Friday, June 8, 2012

The Cherupuzha (Chaliyar river tributary) near REC NIT - Calicut:CALICUTCITY

Few  kilometers behind the REC NIT Calicut is a river. This must be one of the many rivers that flow into the Arabian sea from the western ghats. (I did a full fledged course on Environmental Law at NLSIU  by which my very awareness about the environment stands increased and compounded.). I understand now that the water supply of many cities in the world is undertaken from the rivers that flow by and there will be no rivers in the absence of mountain ranges. How ever technically brilliant one might become mankind is always subservient to nature for his fundamental needs. The Romans appear to me were one of the first in this class to build aqua ducts that brought water from rivers into cities and it continues to this day.











The river that flows nerar REC NIT _Calicut is the source of water for the campus. I have written elsewhere that water is pumped from this river to a water treatment plant near the D hostel gate from where it is pumped into over head tanks. I  think the name of this river is Chaliyar and a bridge over this river can be seen  at Chathamangalam .

Many students who play Holi visit the banks of this river for cleaning up their colored countenance. They move in large numbers during the afternoon of this day and take the approach road adjacent to the E - hostel. Even I was drawn into the Holi melee though inadvertently and dumped into large cans of colored water. My room mate Binod Anand Mishra did this to me once and I have not forgotten his grin seeing me half immersed in color.

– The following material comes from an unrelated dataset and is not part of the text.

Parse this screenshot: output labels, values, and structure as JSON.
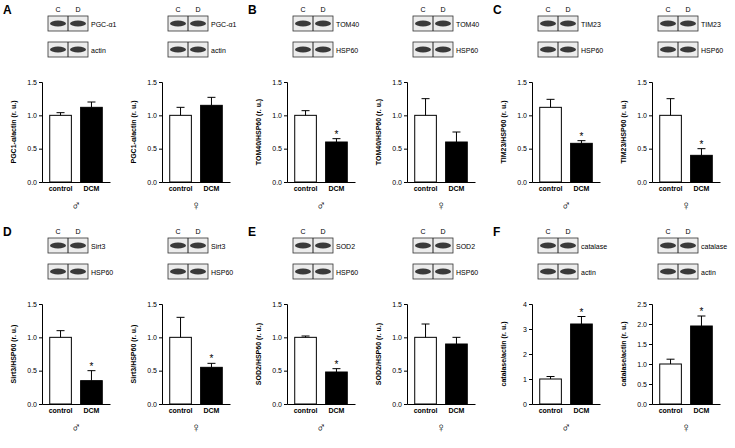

I fondly remember this river for other reasons. Many times few of us would take a stroll to this river and sit on its banks for tew hours..the errie silence with the noise of the river rustling beside and the thick vegetation around and the sands reflecting the evening sun light made a perfect setting . We used to take the approach road adjacent to co-operative society and largely a winding and hilly terrain and it must be around three kilometers from our campus and stopping for tea at some road side stall.

I dont know what this place looks like now. Things must have changed and transformed by the pressures of time. Somewhere I read that a bridge has come up over this river linking Koduvally with Kettangal. Incidentally Kettangal is the hamlet or a cross-road adjacent to our campus and must have made travelling time lesser between these points and also changing the environmental equations of this place.